When the reporter tried to fill the prescriptions, the pharmacist should have warned him of the dangers. But that’s not what happened. The two medications were packaged, labeled and sold within minutes, without a word of caution…In the largest and most comprehensive study of its kind, the Tribune tested 255 pharmacies to see how often stores would dispense dangerous drug pairs without warning patients. Fifty-two percent of the pharmacies sold the medications without mentioning the potential interaction, striking evidence of an industrywide failure that places millions of consumers at risk.
Failure rates ranged from 30% to 70% depending on the type of pharmacy. The independent mom and pop stores did the worst.
Some pharmacists who were tested got it right, coming to the counter to issue stern warnings. “You’ll be on the floor. You can’t have the two together,” said one pharmacist at a Walgreens on Chicago’s Northwest Side. Said a Kmart pharmacist in Rockford: “I’ve seen people go to the hospital on this combination.”
But in test after test, other pharmacists dispensed dangerous drug pairs at a fast-food pace, with little attention paid to customers.
I think this is a business model problem as much as a training problem. Most retail pharmacies make their drug counter money on dispensing fees. Each bottle of pills that goes out earns a fee. Each bottle of pills that sits on a shelf does not earn a dispensing fee; instead it costs money to sit on the shelf.
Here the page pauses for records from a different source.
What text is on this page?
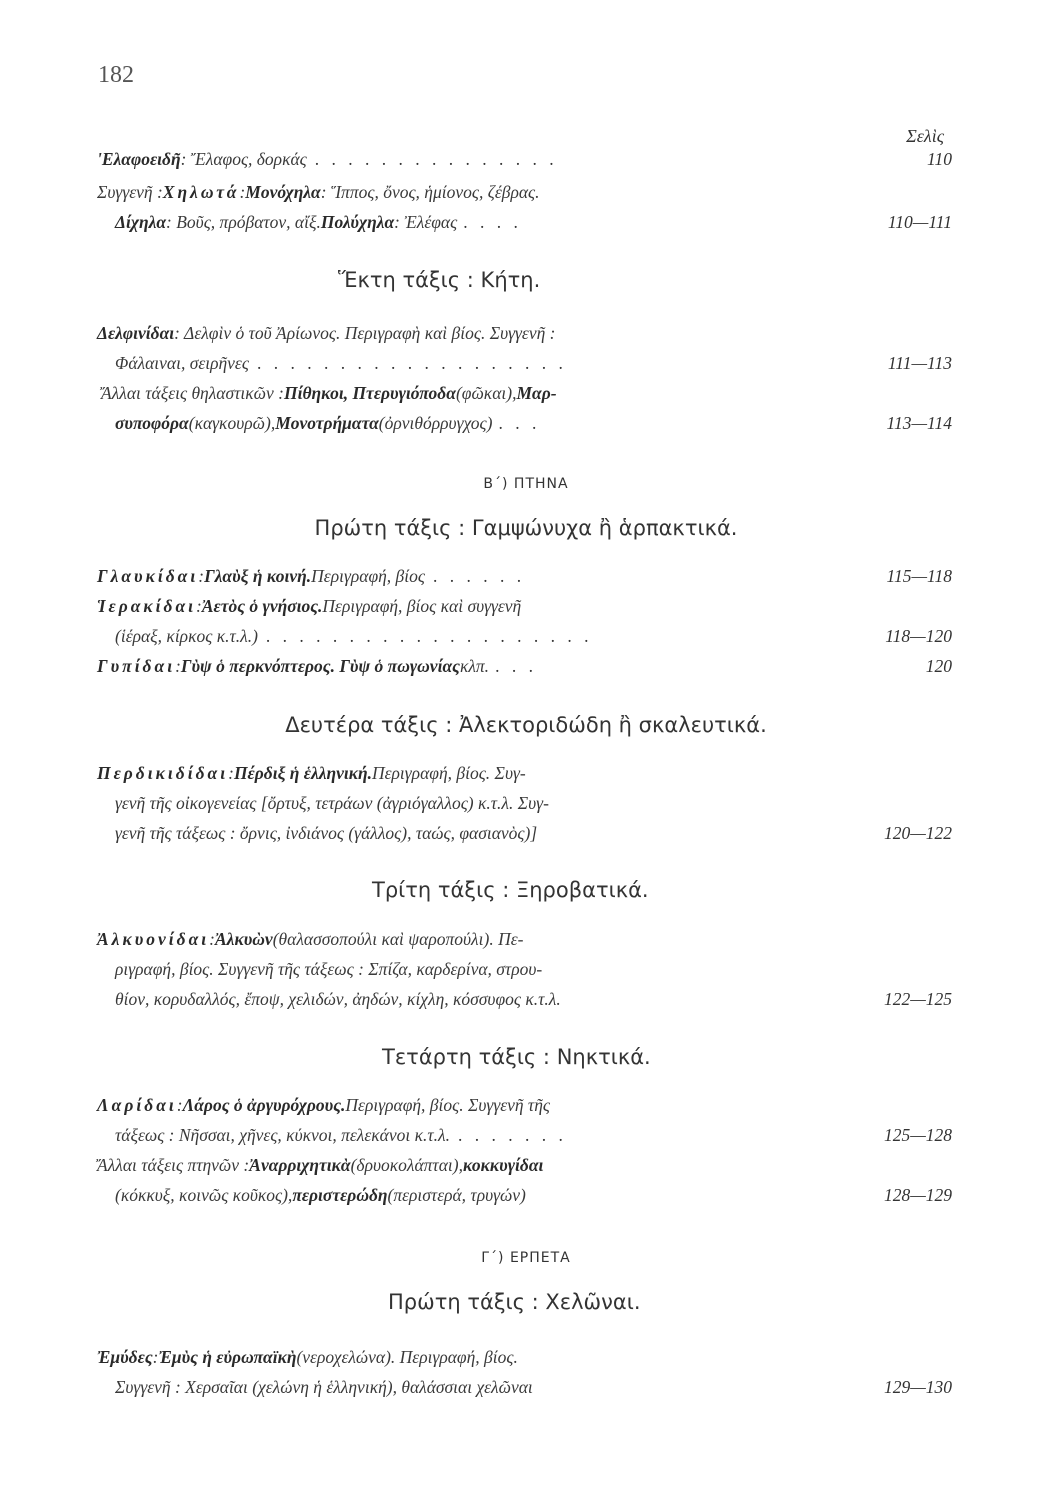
182
Σελὶς
'Ελαφοειδῆ : Ἔλαφος, δορκάς . . . . . . . . . . . . . . .	110
Συγγενῆ : Χηλωτά : Μονόχηλα : Ἵππος, ὄνος, ἡμίονος, ζέβρας.
Δίχηλα : Βοῦς, πρόβατον, αἴξ. Πολύχηλα : Ἐλέφας . . . .	110—111
Ἕκτη τάξις : Κήτη.
Δελφινίδαι : Δελφὶν ὁ τοῦ Ἀρίωνος. Περιγραφὴ καὶ βίος. Συγγενῆ :
Φάλαιναι, σειρῆνες . . . . . . . . . . . . . . . . . . .	111—113
Ἄλλαι τάξεις θηλαστικῶν : Πίθηκοι, Πτερυγιόποδα (φῶκαι), Μαρ-
συποφόρα (καγκουρῶ), Μονοτρήματα (ὀρνιθόρρυγχος) . . .	113—114
Β΄) ΠΤΗΝΑ
Πρώτη τάξις : Γαμψώνυχα ἢ ἁρπακτικά.
Γλαυκίδαι : Γλαὺξ ἡ κοινή. Περιγραφή, βίος . . . . . .	115—118
Ἱερακίδαι : Ἀετὸς ὁ γνήσιος. Περιγραφή, βίος καὶ συγγενῆ
(ἱέραξ, κίρκος κ.τ.λ.) . . . . . . . . . . . . . . . . . . . .	118—120
Γυπίδαι : Γὺψ ὁ περκνόπτερος. Γὺψ ὁ πωγωνίας κλπ. . . .	120
Δευτέρα τάξις : Ἀλεκτοριδώδη ἢ σκαλευτικά.
Περδικιδίδαι : Πέρδιξ ἡ ἑλληνική. Περιγραφή, βίος. Συγ-
γενῆ τῆς οἰκογενείας [ὄρτυξ, τετράων (ἀγριόγαλλος) κ.τ.λ. Συγ-
γενῆ τῆς τάξεως : ὄρνις, ἰνδιάνος (γάλλος), ταώς, φασιανὸς)]	120—122
Τρίτη τάξις : Ξηροβατικά.
Ἀλκυονίδαι : Ἀλκυὼν (θαλασσοπούλι καὶ ψαροπούλι). Πε-
ριγραφή, βίος. Συγγενῆ τῆς τάξεως : Σπίζα, καρδερίνα, στρου-
θίον, κορυδαλλός, ἔποψ, χελιδών, ἀηδών, κίχλη, κόσσυφος κ.τ.λ.	122—125
Τετάρτη τάξις : Νηκτικά.
Λαρίδαι : Λάρος ὁ ἀργυρόχρους. Περιγραφή, βίος. Συγγενῆ τῆς
τάξεως : Νῆσσαι, χῆνες, κύκνοι, πελεκάνοι κ.τ.λ. . . . . . . .	125—128
Ἄλλαι τάξεις πτηνῶν : Ἀναρριχητικὰ (δρυοκολάπται), κοκκυγίδαι
(κόκκυξ, κοινῶς κοῦκος), περιστερώδη (περιστερά, τρυγών)	128—129
Γ΄) ΕΡΠΕΤΑ
Πρώτη τάξις : Χελῶναι.
Ἐμύδες : Ἐμὺς ἡ εὐρωπαϊκὴ (νεροχελώνα). Περιγραφή, βίος.
Συγγενῆ : Χερσαῖαι (χελώνη ἡ ἑλληνική), θαλάσσιαι χελῶναι	129—130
Widget based payments lead to an incentive to sell as many widgets as possible as quickly as possible. More realistically, most pharmacies are not the profit centers of the retail store. Instead the profit occurs as the customer with the prescription buys a couple rolls of Lifesavers and a bottle of Moxie tonic on the way out to make the medicine taste less bad.
Specialty pharmacies like a nuclear medicine pharmacy have the incentive to get it right as all that they sell is a limited number of high value doses and nothing else. If they develop a reputation with their expert buyers that they screw things up in ways that hurt patients or cost money, they lose their business. It is a very different business model than retail public facing pharmacies.
It is hard to monetize a reputation of being always right even when being right means saying no a lot and sending the customer back into being a patient and forcing a new interaction cycle with their doctor. Good enough is often good enough. Sure, there is probably a training need identified by this investigation but I think the underlying business model and its incentives would need to be re-examined.